Millennials are becoming a force to be reckoned with socially and economically, to the point where a lot of research focusing on thematic investing has begun to consider millennial psychology, tastes, and trends. A few years ago we read an article in The Onion about a millennial who was eager to explain to anyone who would listen that he didn’t own a television. The present author (a Gen-Xer) laughed, a little sheepishly, having been on the no-TV bandwagon since his 20s. When his 17-year-old son was presented with the prospect of paying for cable television when he gets his first apartment, he also laughed -- saying simply, “TV is dumb. I can get anything I want on the internet. Why would I pay for TV?” This is the voice of the generation that is about to take the reins.
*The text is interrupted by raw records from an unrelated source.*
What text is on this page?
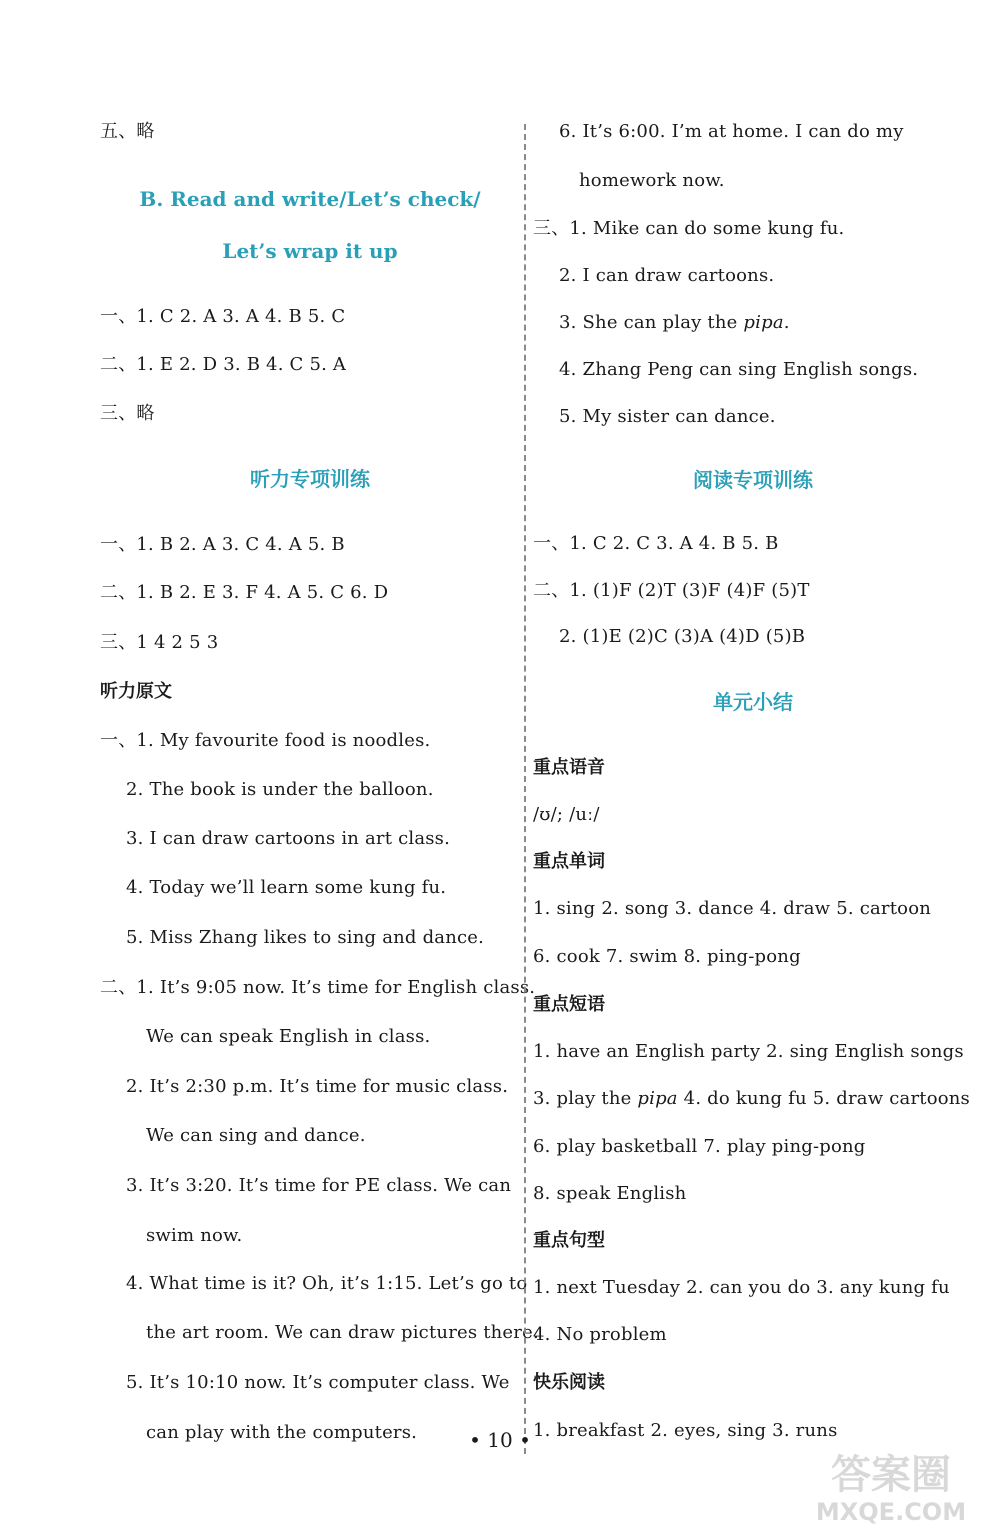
五、略
B. Read and write/Let’s check/
Let’s wrap it up
一、1. C 2. A 3. A 4. B 5. C
二、1. E 2. D 3. B 4. C 5. A
三、略
听力专项训练
一、1. B 2. A 3. C 4. A 5. B
二、1. B 2. E 3. F 4. A 5. C 6. D
三、1 4 2 5 3
听力原文
一、1. My favourite food is noodles.
2. The book is under the balloon.
3. I can draw cartoons in art class.
4. Today we’ll learn some kung fu.
5. Miss Zhang likes to sing and dance.
二、1. It’s 9:05 now. It’s time for English class.
We can speak English in class.
2. It’s 2:30 p.m. It’s time for music class.
We can sing and dance.
3. It’s 3:20. It’s time for PE class. We can
swim now.
4. What time is it? Oh, it’s 1:15. Let’s go to
the art room. We can draw pictures there.
5. It’s 10:10 now. It’s computer class. We
can play with the computers.
6. It’s 6:00. I’m at home. I can do my
homework now.
三、1. Mike can do some kung fu.
2. I can draw cartoons.
3. She can play the pipa.
4. Zhang Peng can sing English songs.
5. My sister can dance.
阅读专项训练
一、1. C 2. C 3. A 4. B 5. B
二、1. (1)F (2)T (3)F (4)F (5)T
2. (1)E (2)C (3)A (4)D (5)B
单元小结
重点语音
/ʊ/; /uː/
重点单词
1. sing 2. song 3. dance 4. draw 5. cartoon
6. cook 7. swim 8. ping-pong
重点短语
1. have an English party 2. sing English songs
3. play the pipa 4. do kung fu 5. draw cartoons
6. play basketball 7. play ping-pong
8. speak English
重点句型
1. next Tuesday 2. can you do 3. any kung fu
4. No problem
快乐阅读
1. breakfast 2. eyes, sing 3. runs
• 10 •
答案圈
MXQE.COM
What was humorous has now become a truism -- millennials (considered to be consumers born in the 1980s and 1990s) are abandoning broadcast TV, “cutting the cord,” consuming media through online streaming, and consuming different media than their older peers. As the trend has gathered steam, it has hurt the share prices of companies that deliver cable TV subscriptions. Disney (DIS) has been thought to have more of a moat, since much of its ESPN content can be difficult to stream for those who lack technical savvy or have scruples about piracy. But its empire may become insecure in time as demographic shifts also change sports watching habits.
That came home to us this week when we read about the competition heating up as the result of Google’s (GOOG) launch of YouTube Gaming, a new service to stream live video game feeds from competitions and popular individual players. Last year, GOOG and Amazon (AMZN) were both suitors for live-game streaming site Twitch.tv, which AMZN eventually bought for nearly a billion dollars. Yes, that’s correct -- a website that streams live feeds of gamers playing sold for that much. That site now has over 60 million unique visitors each month, who, as with the owners of YouTube channels, can claim a part of the advertising revenue that their channels generate. The most popular gamers earn millions of dollars a year from these revenue streams, although only 40 percent of professional gamers earn their living from their gaming.
Twitch accounts for 36 percent of visitors to video game streaming sites among U.S. viewers. The balance is made up by a variety of sites competing for their share of the advertising revenue: Dailymotion, GamingLive, Ustream, Azubu, and several others you almost certainly haven’t heard of if you’re over 30.
It’s not just individual gamers gaining viewers on these platforms. Analysts estimate that the global viewership for “e-sports” -- organized, competitive video gaming -- is over 130 million. Competitive video gaming is becoming a powerful marketing strategy for game publishers such as Riot Games, Wargaming, Hi-Rez Studios, Activision Blizzard (ATVI), and Valve. Teams are acquiring the same kind of sponsorship as that acquired by traditional sports teams -- Coke, Red Bull, Nissan, Volkswagen, Intel, NVIDIA, Logitech, Samsung, and HTC have all sponsored teams, league organizers, and publishers. Corporate sponsorships of North American e-sport teams will exceed $100 million in 2015, and merchandise sales (gear with team logos) will reach about $11 million: small, but remember that this is a sporting phenomenon that is only 5 years old and growing dynamically.
Prize pools have expanded dramatically over the past few years, as publishers have begun to realize the power of competitive gaming in cultivating long-term attachment to their brands and franchises.
In short, not only are millennials cord cutting, not only are they increasingly ignoring TV and streaming media online -- their taste in sports, another backbone of pay TV, is also changing. Anyone taking shifting millennial tastes into account in their investment decisions should take note of the arrival of e-sports and what it portends for the cord-cutting trend.
Investment implications: The population of TV viewers is graying even faster than the population as a whole. As investors in traditional media delivery companies have surely noted, cord-cutting is a real thing among millennials. Not only do they find it increasingly absurd to pay for cable TV, their tastes in sports -- a traditional driver of cable viewing and cable revenues -- are shifting. The arrival of “e-sports” (competitive video gaming) as a real phenomenon, with millions of viewers and huge mainstream corporate sponsors, highlights the changes that are afoot.